The good news, overall, is that when students were presented with multiple representations and methodologies for reading literary inscriptions of the poor, and when they were challenged to talk about class identification and representation, complex, passionate, and intriguing discussions ensued. Our students enthusiastically critiqued the erasure of class in American literature outside of the self-reliant model of upward mobility. Eventually, many students felt safe enough to articulate their relation to textual representations of poverty and working-class identity. Equally important, this teaching experience raised as many questions as it answered, so it inspired us to further critique our own strategies and analyses. For example, we began to question how a standard pedagogy can be created to more effectively teach class issues. We also came to evaluate the ways in which our own class identifications, including the pressures we face to pass as middle-class, impact our teaching, classroom authority, and pedagogical practices.

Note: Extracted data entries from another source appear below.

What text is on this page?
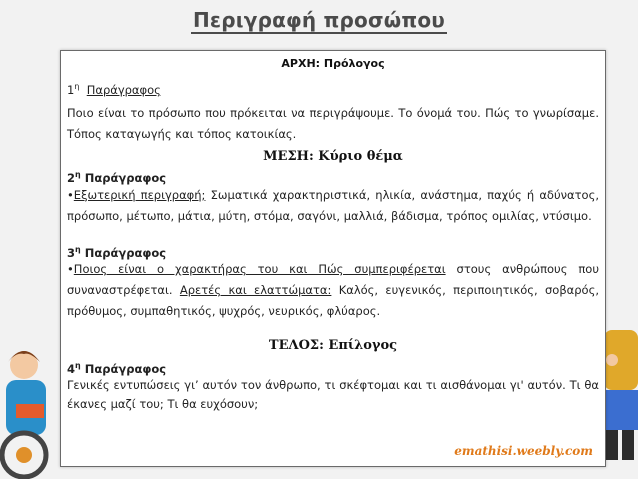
Περιγραφή προσώπου
ΑΡΧΗ: Πρόλογος

$1^\eta$ Παράγραφος

Ποιο είναι το πρόσωπο που πρόκειται να περιγράψουμε. Το όνομά του. Πώς το γνωρίσαμε. Τόπος καταγωγής και τόπος κατοικίας.

ΜΕΣΗ: Κύριο θέμα

$2^\eta$ Παράγραφος

•Εξωτερική περιγραφή; Σωματικά χαρακτηριστικά, ηλικία, ανάστημα, παχύς ή αδύνατος, πρόσωπο, μέτωπο, μάτια, μύτη, στόμα, σαγόνι, μαλλιά, βάδισμα, τρόπος ομιλίας, ντύσιμο.

$3^\eta$ Παράγραφος

•Ποιος είναι ο χαρακτήρας του και Πώς συμπεριφέρεται στους ανθρώπους που συναναστρέφεται. Αρετές και ελαττώματα: Καλός, ευγενικός, περιποιητικός, σοβαρός, πρόθυμος, συμπαθητικός, ψυχρός, νευρικός, φλύαρος.

ΤΕΛΟΣ: Επίλογος

$4^\eta$ Παράγραφος

Γενικές εντυπώσεις γι’ αυτόν τον άνθρωπο, τι σκέφτομαι και τι αισθάνομαι γι' αυτόν. Τι θα έκανες μαζί του; Τι θα ευχόσουν;

emathisi.weebly.com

In short, this experience made us aware of our responsibilities as teachers to find ways to bring class to the forefront for our students' sakes. We now realize that by failing to do so, we limit our students' understanding of and engagement with the complexity of American literature. This failure ultimately denies the promise and potential of a truly multicultural classroom.
Vivyan C. Adair is assistant professor of women's studies at Hamilton College. She has written and taught extensively on the topics of women, poverty, and representation. She also codirects Hamilton's ACCESS Project, which assists poor women in gaining social and economic stability through access to higher education.
Sandra L. Dahlberg is assistant professor of English at the University of Houston--Downtown. She has published articles on poverty and higher education and on Mexican American literature. She is conducting further research on the ways that social class impacts curricula and access to education.